Although this is not our original motivation, we also note that a simple change to our setting allows to make appear the connection between sharpness and generalization. To this aim, we consider the underdetermined case, where the number of data nn is lower than the dimension dd (while keeping the rest of the setup identical to the paper). We refer to Figure 3b in the additional PDF, which shows in this case a correlation between generalization and sharpness. This suggests that the tools developed in the paper could be used in this case to understand the generalization performance of deep (linear) networks, and we leave this analysis for future work.

All in all, the connection with generalization is an important question, which we will clarify by adding this discussion to the paper.

[1] The large learning rate phase of deep learning: the catapult mechanism, Lewkowycz, Bahri, Dyer, Sohl-Dickstein, Gur-Ari, 2020.

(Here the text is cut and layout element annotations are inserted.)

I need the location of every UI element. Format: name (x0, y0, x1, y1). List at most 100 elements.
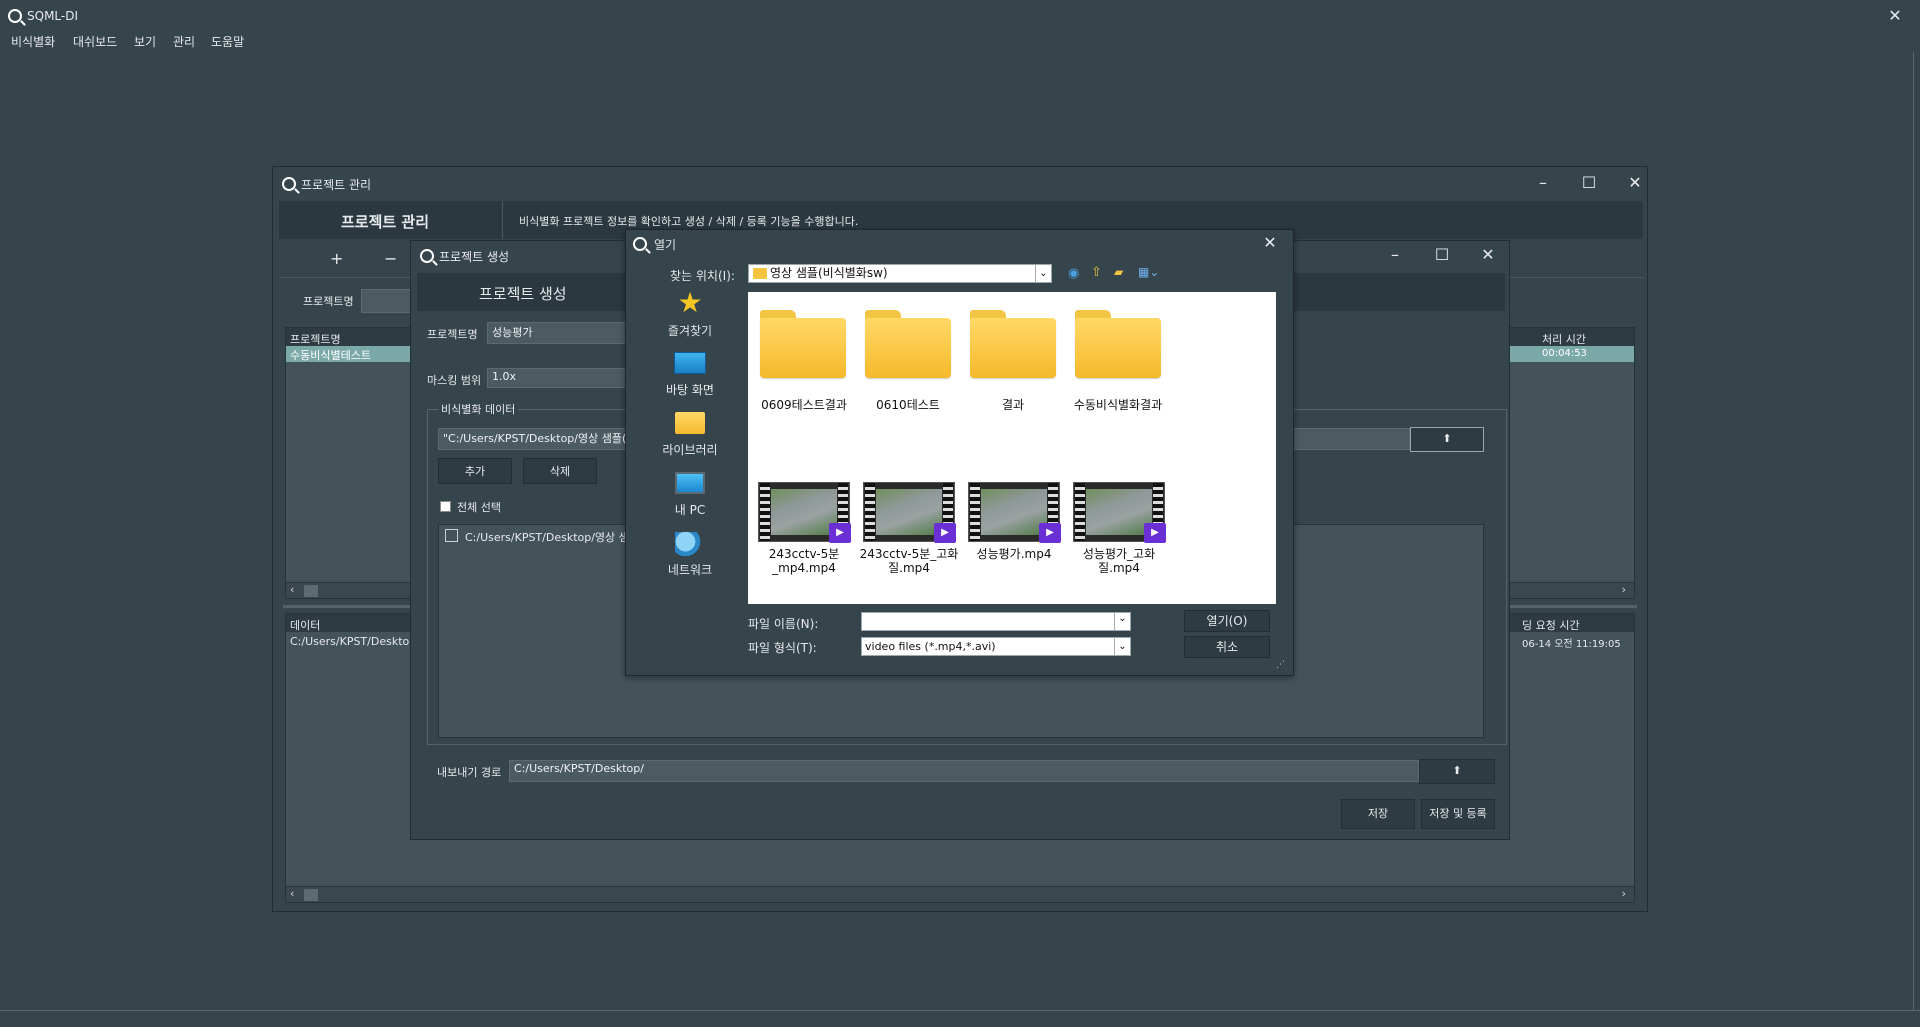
folder-icon[interactable] (865, 310, 951, 378)
open-button[interactable]: 열기(O) (1184, 610, 1270, 632)
filetype-select[interactable]: video files (*.mp4,*.avi) ⌄ (861, 637, 1131, 656)
close-icon[interactable]: ✕ (1258, 233, 1282, 252)
upload-icon: ⬆ (1442, 432, 1452, 445)
new-folder-icon[interactable]: ▰ (1114, 265, 1123, 279)
upload-icon: ⬆ (1452, 764, 1462, 777)
file-view: 0609테스트결과 0610테스트 결과 수동비식별화결과 ▶ 243cctv-… (748, 292, 1276, 604)
list-item-checkbox[interactable] (445, 529, 458, 542)
sidebar-item-library[interactable]: 라이브러리 (640, 410, 740, 458)
file-name[interactable]: 성능평가.mp4 (964, 547, 1064, 561)
maximize-icon[interactable]: ☐ (1430, 245, 1454, 264)
app-close-icon[interactable]: ✕ (1883, 6, 1907, 25)
folder-name[interactable]: 수동비식별화결과 (1066, 398, 1170, 412)
remove-project-button[interactable]: − (384, 249, 397, 268)
back-icon[interactable]: ◉ (1068, 266, 1079, 281)
video-thumbnail-icon[interactable]: ▶ (863, 482, 956, 543)
list-item[interactable]: C:/Users/KPST/Desktop/영상 샘플 (465, 529, 639, 545)
filename-input[interactable]: ⌄ (861, 612, 1131, 631)
folder-name[interactable]: 0609테스트결과 (752, 398, 856, 412)
file-name[interactable]: 243cctv-5분_고화질.mp4 (859, 547, 959, 575)
sidebar-item-network[interactable]: 네트워크 (640, 530, 740, 578)
data-cell-request-time: 06-14 오전 11:19:05 (1522, 639, 1621, 650)
location-combo[interactable]: 영상 샘플(비식별화sw) ⌄ (748, 264, 1052, 283)
cancel-button[interactable]: 취소 (1184, 636, 1270, 658)
export-upload-button[interactable]: ⬆ (1419, 759, 1495, 784)
add-project-button[interactable]: + (330, 249, 343, 268)
resize-grip-icon[interactable]: ⋰ (1276, 660, 1285, 670)
project-mgmt-title: 프로젝트 관리 (301, 178, 372, 192)
menu-help[interactable]: 도움말 (211, 33, 244, 50)
save-button[interactable]: 저장 (1341, 799, 1415, 829)
app-logo-icon (8, 8, 22, 23)
create-name-input[interactable]: 성능평가 (487, 322, 627, 344)
app-title: SQML-DI (27, 9, 78, 23)
data-cell-path: C:/Users/KPST/Desktop/1 (290, 635, 427, 648)
select-all-checkbox[interactable] (440, 501, 451, 512)
filename-label: 파일 이름(N): (748, 617, 819, 631)
play-icon: ▶ (934, 523, 956, 543)
star-icon: ★ (677, 286, 703, 319)
file-name[interactable]: 성능평가_고화질.mp4 (1069, 547, 1169, 575)
file-name[interactable]: 243cctv-5분_mp4.mp4 (754, 547, 854, 575)
menu-bar: 비식별화 대쉬보드 보기 관리 도움말 (0, 32, 1920, 52)
app-status-bar (0, 1010, 1920, 1027)
menu-view[interactable]: 보기 (134, 33, 156, 50)
folder-icon[interactable] (1075, 310, 1161, 378)
close-icon[interactable]: ✕ (1476, 245, 1500, 264)
folder-icon (753, 268, 767, 279)
folder-name[interactable]: 결과 (961, 398, 1065, 412)
project-create-header-title: 프로젝트 생성 (479, 285, 567, 303)
network-icon (675, 532, 705, 556)
sidebar-item-my-pc[interactable]: 내 PC (640, 470, 740, 518)
video-thumbnail-icon[interactable]: ▶ (968, 482, 1061, 543)
close-icon[interactable]: ✕ (1623, 173, 1647, 192)
minimize-icon[interactable]: – (1531, 173, 1555, 192)
menu-manage[interactable]: 관리 (173, 33, 195, 50)
open-dialog-title: 열기 (654, 238, 677, 252)
folder-icon[interactable] (760, 310, 846, 378)
folder-icon[interactable] (970, 310, 1056, 378)
library-icon (675, 412, 705, 434)
menu-dashboard[interactable]: 대쉬보드 (73, 33, 117, 50)
deid-data-group-label: 비식별화 데이터 (438, 401, 519, 417)
table-col-project-name: 프로젝트명 (290, 333, 341, 346)
chevron-down-icon[interactable]: ⌄ (1035, 265, 1051, 282)
export-path-label: 내보내기 경로 (437, 766, 502, 779)
data-col-data: 데이터 (290, 619, 321, 632)
menu-deidentify[interactable]: 비식별화 (11, 33, 55, 50)
save-register-button[interactable]: 저장 및 등록 (1421, 799, 1495, 829)
project-create-logo-icon (420, 248, 434, 263)
play-icon: ▶ (1144, 523, 1166, 543)
up-folder-icon[interactable]: ⇧ (1091, 265, 1102, 280)
create-name-label: 프로젝트명 (427, 328, 478, 341)
export-path-input[interactable]: C:/Users/KPST/Desktop/ (509, 760, 1419, 782)
project-mgmt-logo-icon (282, 176, 296, 191)
sidebar-item-desktop[interactable]: 바탕 화면 (640, 350, 740, 398)
data-table-scrollbar[interactable]: ‹ › (286, 886, 1634, 902)
project-mgmt-header-desc: 비식별화 프로젝트 정보를 확인하고 생성 / 삭제 / 등록 기능을 수행합니… (519, 215, 859, 228)
chevron-down-icon[interactable]: ⌄ (1114, 613, 1130, 630)
desktop-icon (674, 352, 706, 374)
computer-icon (675, 472, 705, 494)
app-right-border (1913, 52, 1914, 1012)
sidebar-item-favorites[interactable]: ★ 즐겨찾기 (640, 286, 740, 339)
mask-range-input[interactable]: 1.0x (487, 368, 627, 388)
project-create-title: 프로젝트 생성 (439, 250, 510, 264)
maximize-icon[interactable]: ☐ (1577, 173, 1601, 192)
app-titlebar: SQML-DI ✕ (0, 0, 1920, 32)
upload-path-button[interactable]: ⬆ (1410, 427, 1484, 452)
minimize-icon[interactable]: – (1383, 245, 1407, 264)
folder-name[interactable]: 0610테스트 (856, 398, 960, 412)
project-name-label: 프로젝트명 (303, 295, 354, 308)
project-mgmt-header-title: 프로젝트 관리 (341, 213, 430, 231)
add-data-button[interactable]: 추가 (438, 458, 512, 484)
table-cell-process-time: 00:04:53 (1542, 348, 1587, 359)
delete-data-button[interactable]: 삭제 (523, 458, 597, 484)
chevron-down-icon[interactable]: ⌄ (1114, 638, 1130, 655)
mask-range-label: 마스킹 범위 (427, 374, 482, 387)
video-thumbnail-icon[interactable]: ▶ (1073, 482, 1166, 543)
location-label: 찾는 위치(I): (670, 269, 735, 283)
view-menu-icon[interactable]: ▦⌄ (1138, 265, 1159, 279)
video-thumbnail-icon[interactable]: ▶ (758, 482, 851, 543)
play-icon: ▶ (1039, 523, 1061, 543)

Extension to more complex settings:

Extending our results to more complex settings is an important question raised by the reviewers, and we performed additional experiments that we will add to the paper. We consider two additional settings: non-linear MLP, and overdetermined regime for deep linear network (when the number of data nn is lower than the dimension dd). In both cases (see Figures 2 and 3a of the additional PDF), we qualitatively observe a similar connection between learning rate, initialization scale and sharpness as in Figure 1b of the paper. More precisely, we observe in all cases that the sharpness after training grows when increasing the scale of the initialization or when decreasing the learning rate. In the case of non-linear MLPs (Figure 2 of the additional PDF), we also see that for large initialization, the sharpness after training plateaus at 2/lr, as in the linear case. For small initialization, the sharpness after training is less that 2/lr, and is close to the bounds described in the paper in the linear case (dotted black lines).

最终决定

The paper proposes an implicit bias of gradient flow for deep linear networks and overdetermined univariate regression that the sharpness of the minimizer is bounded.

The reviewers discussed the paper in detail, most of the concerns (regarding link with generalization, extension to general settings, and tightness of the bounds, etc.) were resolved during the discussion period and thus the reviewers agreed upon positive ratings. Overall I recommend accept.